Methodist Dallas Medical Center is a non-profit, 592-bed teaching hospital in Dallas, Texas, owned and operated by Methodist Health System.

== History ==
Dallas Methodist Hospital began caring for patients on December 24, 1927, and officially opened as a 100-bed institution on January 27, 1928. A three-story student nurse's residence was built near the hospital in 1951, and the Martin and Charlotte Weiss Educational Building, which provided classroom space for nursing education and a large auditorium for community programming, opened in 1966. Dallas Methodist Hospital had expanded to 420 beds by the 1960s. Methodist began its trauma program in 1979. That same year, Methodist established its first neonatal intensive care unit (NICU). The transplant program at Methodist began in 1980 with the first kidney transplant. In 1986, the hospital performed its first heart transplant, and in 2003, it established a liver transplant program. Methodist Dallas launched the six-story, 248,000-square-foot Charles A. Sammons Trauma and Critical Care Tower in July 2014. The American College of Surgeons classified the hospital as a Level I Trauma Hospital the following year, making it the third Level I Trauma center in Dallas County.

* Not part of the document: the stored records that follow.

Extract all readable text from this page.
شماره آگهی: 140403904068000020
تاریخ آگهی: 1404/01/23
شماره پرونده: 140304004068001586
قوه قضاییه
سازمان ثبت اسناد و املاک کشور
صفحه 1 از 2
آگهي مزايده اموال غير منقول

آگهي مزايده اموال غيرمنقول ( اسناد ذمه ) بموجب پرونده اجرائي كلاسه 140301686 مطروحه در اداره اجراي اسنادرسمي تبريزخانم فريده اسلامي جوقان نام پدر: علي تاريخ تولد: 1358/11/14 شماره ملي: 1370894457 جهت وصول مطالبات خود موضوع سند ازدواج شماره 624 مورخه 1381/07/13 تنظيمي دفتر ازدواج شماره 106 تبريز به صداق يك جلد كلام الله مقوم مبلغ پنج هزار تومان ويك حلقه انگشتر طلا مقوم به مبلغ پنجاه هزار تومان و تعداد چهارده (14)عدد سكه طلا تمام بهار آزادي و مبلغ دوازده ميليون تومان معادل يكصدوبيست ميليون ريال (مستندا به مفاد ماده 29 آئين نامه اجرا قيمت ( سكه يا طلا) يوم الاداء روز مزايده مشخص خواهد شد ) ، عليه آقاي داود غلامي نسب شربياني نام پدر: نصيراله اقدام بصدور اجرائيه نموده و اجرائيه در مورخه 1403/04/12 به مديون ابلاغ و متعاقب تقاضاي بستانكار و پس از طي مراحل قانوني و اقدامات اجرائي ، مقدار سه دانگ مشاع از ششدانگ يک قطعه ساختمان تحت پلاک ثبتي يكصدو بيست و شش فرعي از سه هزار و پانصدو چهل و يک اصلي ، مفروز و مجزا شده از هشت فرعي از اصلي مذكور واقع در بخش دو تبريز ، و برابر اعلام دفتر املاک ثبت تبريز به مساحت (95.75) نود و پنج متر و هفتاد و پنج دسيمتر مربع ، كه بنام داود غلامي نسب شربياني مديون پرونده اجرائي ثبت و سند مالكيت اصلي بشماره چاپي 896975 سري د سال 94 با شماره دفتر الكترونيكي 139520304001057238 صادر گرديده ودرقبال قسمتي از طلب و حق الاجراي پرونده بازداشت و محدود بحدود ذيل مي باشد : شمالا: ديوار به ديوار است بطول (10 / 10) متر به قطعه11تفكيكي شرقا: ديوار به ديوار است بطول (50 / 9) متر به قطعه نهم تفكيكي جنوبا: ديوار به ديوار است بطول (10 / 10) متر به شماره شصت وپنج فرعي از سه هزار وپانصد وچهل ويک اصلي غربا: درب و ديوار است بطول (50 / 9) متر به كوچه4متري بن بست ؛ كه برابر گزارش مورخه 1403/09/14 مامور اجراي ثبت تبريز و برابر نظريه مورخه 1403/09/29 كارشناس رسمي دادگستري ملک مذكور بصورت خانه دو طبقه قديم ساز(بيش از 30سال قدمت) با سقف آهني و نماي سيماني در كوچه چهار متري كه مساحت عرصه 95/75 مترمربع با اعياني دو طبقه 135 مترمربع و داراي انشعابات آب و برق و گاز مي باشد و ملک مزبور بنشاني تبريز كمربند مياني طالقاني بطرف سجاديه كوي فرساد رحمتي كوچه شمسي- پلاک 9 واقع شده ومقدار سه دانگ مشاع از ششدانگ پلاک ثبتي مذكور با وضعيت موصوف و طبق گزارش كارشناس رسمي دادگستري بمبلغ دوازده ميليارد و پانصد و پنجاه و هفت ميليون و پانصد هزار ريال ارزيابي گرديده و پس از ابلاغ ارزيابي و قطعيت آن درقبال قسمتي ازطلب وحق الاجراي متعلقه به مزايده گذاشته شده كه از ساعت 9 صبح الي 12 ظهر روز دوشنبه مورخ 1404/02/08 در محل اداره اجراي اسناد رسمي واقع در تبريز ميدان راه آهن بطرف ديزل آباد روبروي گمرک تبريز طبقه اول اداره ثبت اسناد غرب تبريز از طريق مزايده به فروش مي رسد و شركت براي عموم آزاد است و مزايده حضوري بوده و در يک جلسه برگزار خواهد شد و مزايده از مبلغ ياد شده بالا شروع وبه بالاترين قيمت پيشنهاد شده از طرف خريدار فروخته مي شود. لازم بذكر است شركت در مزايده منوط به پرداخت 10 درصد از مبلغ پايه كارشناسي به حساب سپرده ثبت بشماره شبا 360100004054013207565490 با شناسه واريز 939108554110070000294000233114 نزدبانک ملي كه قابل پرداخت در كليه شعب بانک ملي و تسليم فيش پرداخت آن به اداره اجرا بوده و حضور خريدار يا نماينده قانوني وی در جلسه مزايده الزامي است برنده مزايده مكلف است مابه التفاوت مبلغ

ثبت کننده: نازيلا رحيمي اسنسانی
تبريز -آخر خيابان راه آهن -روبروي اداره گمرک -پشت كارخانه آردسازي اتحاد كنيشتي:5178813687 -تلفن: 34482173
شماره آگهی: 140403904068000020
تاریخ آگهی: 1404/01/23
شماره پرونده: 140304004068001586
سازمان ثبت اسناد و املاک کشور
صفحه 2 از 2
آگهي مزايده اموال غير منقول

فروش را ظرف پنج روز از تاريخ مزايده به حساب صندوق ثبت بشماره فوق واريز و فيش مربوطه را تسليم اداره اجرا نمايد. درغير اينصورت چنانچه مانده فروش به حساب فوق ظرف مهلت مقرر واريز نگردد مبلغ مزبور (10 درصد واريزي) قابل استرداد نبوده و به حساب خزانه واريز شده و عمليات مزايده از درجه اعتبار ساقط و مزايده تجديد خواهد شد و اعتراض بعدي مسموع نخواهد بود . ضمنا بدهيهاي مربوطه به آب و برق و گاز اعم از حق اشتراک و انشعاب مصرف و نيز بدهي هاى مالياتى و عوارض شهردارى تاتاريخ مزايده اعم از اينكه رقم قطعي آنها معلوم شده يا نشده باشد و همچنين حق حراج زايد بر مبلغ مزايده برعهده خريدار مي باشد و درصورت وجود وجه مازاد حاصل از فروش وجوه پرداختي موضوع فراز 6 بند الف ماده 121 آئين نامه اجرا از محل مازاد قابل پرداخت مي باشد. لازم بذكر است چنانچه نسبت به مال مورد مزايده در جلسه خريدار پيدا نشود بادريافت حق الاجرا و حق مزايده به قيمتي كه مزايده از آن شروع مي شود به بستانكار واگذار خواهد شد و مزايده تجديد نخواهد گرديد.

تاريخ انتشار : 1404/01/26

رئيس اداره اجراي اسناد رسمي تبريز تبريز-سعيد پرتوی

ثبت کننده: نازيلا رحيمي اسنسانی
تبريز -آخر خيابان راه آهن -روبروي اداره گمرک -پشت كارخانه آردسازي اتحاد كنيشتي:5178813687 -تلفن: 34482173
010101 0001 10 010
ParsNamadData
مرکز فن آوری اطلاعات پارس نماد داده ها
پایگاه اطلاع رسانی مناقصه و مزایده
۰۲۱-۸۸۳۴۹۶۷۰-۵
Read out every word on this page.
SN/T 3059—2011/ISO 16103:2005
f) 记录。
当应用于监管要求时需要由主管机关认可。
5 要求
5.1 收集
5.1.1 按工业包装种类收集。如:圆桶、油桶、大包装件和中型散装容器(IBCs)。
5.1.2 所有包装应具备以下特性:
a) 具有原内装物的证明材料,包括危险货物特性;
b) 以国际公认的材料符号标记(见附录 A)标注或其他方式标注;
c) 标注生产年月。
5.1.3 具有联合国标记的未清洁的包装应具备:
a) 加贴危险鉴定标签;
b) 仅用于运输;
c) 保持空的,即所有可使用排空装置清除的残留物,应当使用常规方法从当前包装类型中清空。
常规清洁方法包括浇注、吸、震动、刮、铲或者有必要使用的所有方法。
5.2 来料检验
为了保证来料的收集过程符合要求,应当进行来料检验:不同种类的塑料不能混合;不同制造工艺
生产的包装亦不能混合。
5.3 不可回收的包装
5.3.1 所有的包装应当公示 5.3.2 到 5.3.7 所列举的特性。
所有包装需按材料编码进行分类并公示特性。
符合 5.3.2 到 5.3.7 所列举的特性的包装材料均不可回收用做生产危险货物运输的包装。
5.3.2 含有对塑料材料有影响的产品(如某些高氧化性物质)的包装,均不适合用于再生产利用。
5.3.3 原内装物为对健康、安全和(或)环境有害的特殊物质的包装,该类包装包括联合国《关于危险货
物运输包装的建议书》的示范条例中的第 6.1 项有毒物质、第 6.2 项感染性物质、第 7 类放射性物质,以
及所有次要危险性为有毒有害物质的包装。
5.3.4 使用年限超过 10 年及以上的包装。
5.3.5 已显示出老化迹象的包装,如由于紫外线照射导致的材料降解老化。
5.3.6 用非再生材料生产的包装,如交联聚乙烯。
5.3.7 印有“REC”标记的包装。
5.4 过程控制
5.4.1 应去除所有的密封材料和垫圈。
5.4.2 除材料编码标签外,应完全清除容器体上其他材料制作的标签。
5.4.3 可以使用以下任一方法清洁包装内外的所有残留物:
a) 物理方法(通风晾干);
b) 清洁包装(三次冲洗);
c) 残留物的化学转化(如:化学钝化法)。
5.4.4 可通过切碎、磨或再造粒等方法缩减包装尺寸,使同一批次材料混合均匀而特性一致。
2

On October 22, 2022, an armed assailant opened fire in the hospital's maternity ward, killing a nurse and a case worker. The suspect arrested, 30-year-old Nestor Hernandez from North Dallas, was on parole for aggravated robbery at the time of the shooting.

== Facilities ==
Methodist Dallas Medical Center is an American College of Surgeons–verified Level I trauma center. The hospital has a transplant institute that performs transplants for several different organs, including kidney, liver, and pancreas. A Level III neonatal intensive care unit (NICU) is also available at the hospital.